Finishing up the IaC
Wouldn’t it be cool if I could just drop any number of Grafana dashboard JSONs into my repo and have a single pulumi up deploy them all? Yes, that would be cool! In fact, it’s also quite easy!
I didn’t actually implement it, though. Instead, I wrote the solution for just a single JSON file, because:
- That’s what I have right now
- So my code is only as complex as needs to be, no more
But all it needs is a for loop or two, then the dream can become reality.
To deploy the single dashboard I have now, I first read the file into a variable.
with open("monitoring/dashboards/cronjobs.json", encoding="utf-8") as f:
cronjobs_json = f.read()
Then, I use the variable in the Grafana Helm values.
"dashboards": {
"homeslice": {
"cronjobs": {
"json": cronjobs_json,
},
},
},
For this to work I also needed to set up dashboardProviders. The provider name and path must match the dashboards key I used, in this case, homeslice.
Final Thoughts
This little project went well. The infrastructure work is basically done. I need only a few extra minutes of work on the IaC to deploy multiple dashboards, and any additional time I can spend productively on making dashboards or instrumenting my application code to export metrics.

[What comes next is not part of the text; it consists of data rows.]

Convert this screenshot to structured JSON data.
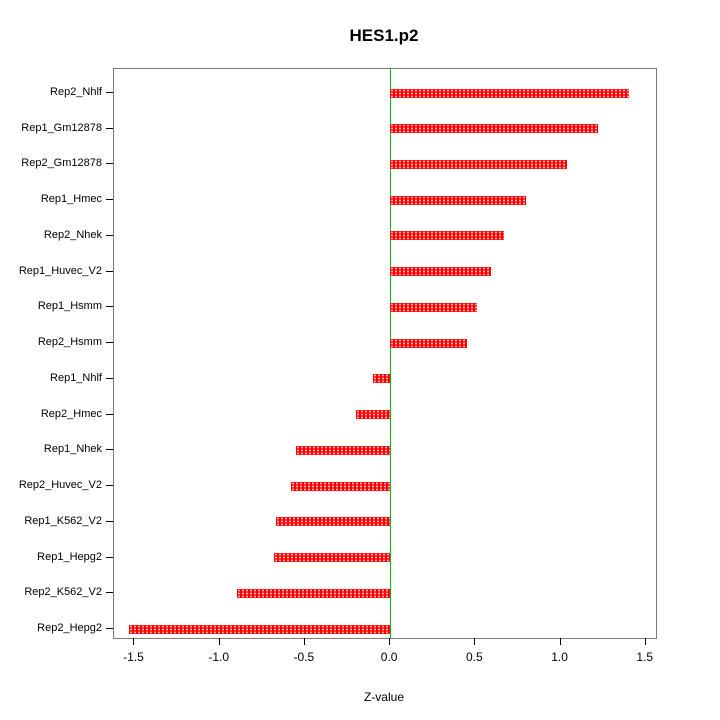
{
  "title": "HES1.p2",
  "chart_data": {
    "type": "bar",
    "orientation": "horizontal",
    "title": "HES1.p2",
    "xlabel": "Z-value",
    "ylabel": "",
    "categories": [
      "Rep2_Nhlf",
      "Rep1_Gm12878",
      "Rep2_Gm12878",
      "Rep1_Hmec",
      "Rep2_Nhek",
      "Rep1_Huvec_V2",
      "Rep1_Hsmm",
      "Rep2_Hsmm",
      "Rep1_Nhlf",
      "Rep2_Hmec",
      "Rep1_Nhek",
      "Rep2_Huvec_V2",
      "Rep1_K562_V2",
      "Rep1_Hepg2",
      "Rep2_K562_V2",
      "Rep2_Hepg2"
    ],
    "values": [
      1.4,
      1.22,
      1.04,
      0.8,
      0.67,
      0.59,
      0.51,
      0.45,
      -0.1,
      -0.2,
      -0.55,
      -0.58,
      -0.67,
      -0.68,
      -0.9,
      -1.53
    ],
    "xlim": [
      -1.62,
      1.56
    ],
    "xticks": [
      -1.5,
      -1.0,
      -0.5,
      0.0,
      0.5,
      1.0,
      1.5
    ],
    "xtick_labels": [
      "-1.5",
      "-1.0",
      "-0.5",
      "0.0",
      "0.5",
      "1.0",
      "1.5"
    ],
    "bar_color": "#ff0000",
    "zero_line_color": "#00c000",
    "grid": false,
    "legend": false
  }
}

The minimalist first dashboard already has enough info to point me towards a fixable problem.
I do have other things I’d like to monitor, either via kube-state-metrics or by instrumenting my app code. I’d also like to get a low-priority alert, like an email, if my backups fail - a job for alertmanager. This project lays groundwork for lots of future play and expansion!